Prise de position
L’annonce par la Présidente de la Commission européenne, Ursula von der Leyen, d’un futur « EU Kids Act » marque une évolution importante dans la manière d’aborder la protection des enfants en ligne.
Depuis plus de cent ans, nos sociétés ont progressivement renforcé la protection des enfants dans les espaces qu’ils fréquentent. L’environnement numérique est aujourd’hui devenu l’un des rares espaces de leur quotidien où les garanties restent encore insuffisantes.
Cette situation n’est plus tenable. Les réseaux sociaux et les plateformes numériques occupent aujourd’hui une place centrale dans la vie des enfants et des adolescents. Leur exposition à des contenus préjudiciables, à des mécanismes de recommandation opaques ou à des modèles économiques fondés sur la captation de l’attention suscite des préoccupations croissantes dans toute l’Europe.
L’annonce d’un futur « EU Kids Act » témoigne d’une prise de conscience essentielle : la protection des enfants dans l’environnement numérique ne peut plus reposer principalement sur la vigilance individuelle. Elle doit être intégrée dans la conception même des services utilisés par les enfants.

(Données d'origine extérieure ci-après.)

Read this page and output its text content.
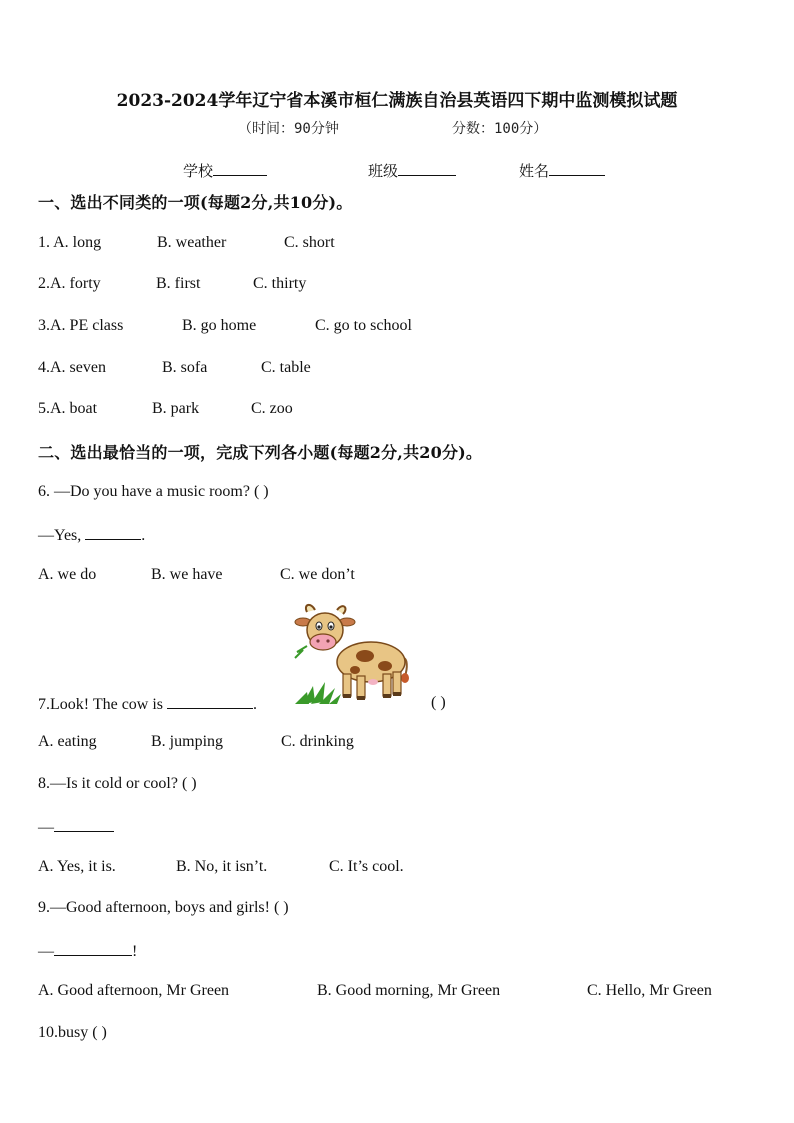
2023-2024学年辽宁省本溪市桓仁满族自治县英语四下期中监测模拟试题
（时间：90分钟	分数：100分）
学校	班级	姓名
一、选出不同类的一项(每题2分,共10分)。
1. A. long	B. weather	C. short
2.A. forty	B. first	C. thirty
3.A. PE class	B. go home	C. go to school
4.A. seven	B. sofa	C. table
5.A. boat	B. park	C. zoo
二、选出最恰当的一项，完成下列各小题(每题2分,共20分)。
6. —Do you have a music room? ( )
—Yes,	.
A. we do	B. we have	C. we don’t
7.Look! The cow is	.	( )
A. eating	B. jumping	C. drinking
8.—Is it cold or cool? ( )
—
A. Yes, it is.	B. No, it isn’t.	C. It’s cool.
9.—Good afternoon, boys and girls! ( )
—	!
A. Good afternoon, Mr Green	B. Good morning, Mr Green	C. Hello, Mr Green
10.busy ( )
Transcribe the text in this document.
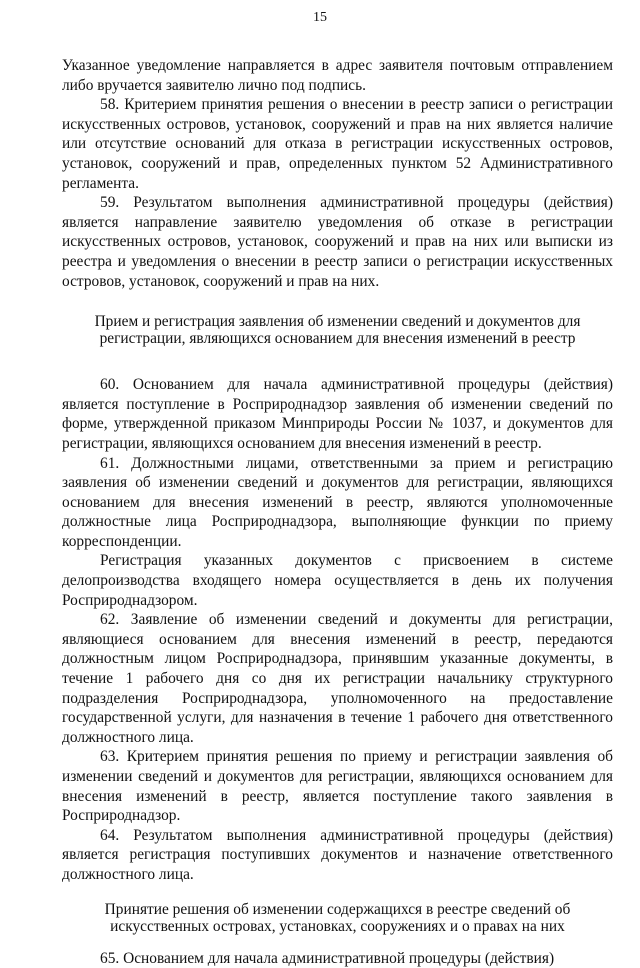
15

Указанное уведомление направляется в адрес заявителя почтовым отправлением либо вручается заявителю лично под подпись.

58. Критерием принятия решения о внесении в реестр записи о регистрации искусственных островов, установок, сооружений и прав на них является наличие или отсутствие оснований для отказа в регистрации искусственных островов, установок, сооружений и прав, определенных пунктом 52 Административного регламента.

59. Результатом выполнения административной процедуры (действия) является направление заявителю уведомления об отказе в регистрации искусственных островов, установок, сооружений и прав на них или выписки из реестра и уведомления о внесении в реестр записи о регистрации искусственных островов, установок, сооружений и прав на них.

Прием и регистрация заявления об изменении сведений и документов для регистрации, являющихся основанием для внесения изменений в реестр

60. Основанием для начала административной процедуры (действия) является поступление в Росприроднадзор заявления об изменении сведений по форме, утвержденной приказом Минприроды России № 1037, и документов для регистрации, являющихся основанием для внесения изменений в реестр.

61. Должностными лицами, ответственными за прием и регистрацию заявления об изменении сведений и документов для регистрации, являющихся основанием для внесения изменений в реестр, являются уполномоченные должностные лица Росприроднадзора, выполняющие функции по приему корреспонденции.

Регистрация указанных документов с присвоением в системе делопроизводства входящего номера осуществляется в день их получения Росприроднадзором.

62. Заявление об изменении сведений и документы для регистрации, являющиеся основанием для внесения изменений в реестр, передаются должностным лицом Росприроднадзора, принявшим указанные документы, в течение 1 рабочего дня со дня их регистрации начальнику структурного подразделения Росприроднадзора, уполномоченного на предоставление государственной услуги, для назначения в течение 1 рабочего дня ответственного должностного лица.

63. Критерием принятия решения по приему и регистрации заявления об изменении сведений и документов для регистрации, являющихся основанием для внесения изменений в реестр, является поступление такого заявления в Росприроднадзор.

64. Результатом выполнения административной процедуры (действия) является регистрация поступивших документов и назначение ответственного должностного лица.

Принятие решения об изменении содержащихся в реестре сведений об искусственных островах, установках, сооружениях и о правах на них

65. Основанием для начала административной процедуры (действия)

L’OKAJU soutient pleinement cette idée d’un changement de paradigme : lorsqu’une plateforme est utilisée par des enfants, la charge de la preuve devrait lui incomber. Ce ne sont pas les enfants, leurs parents ou les autorités qui devraient devoir démontrer les risques. Les plateformes devraient être en mesure de prouver que leurs services, leurs algorithmes et leurs mécanismes de recommandation respectent les droits de l’enfant, protègent sa santé, sa vie privée et son développement.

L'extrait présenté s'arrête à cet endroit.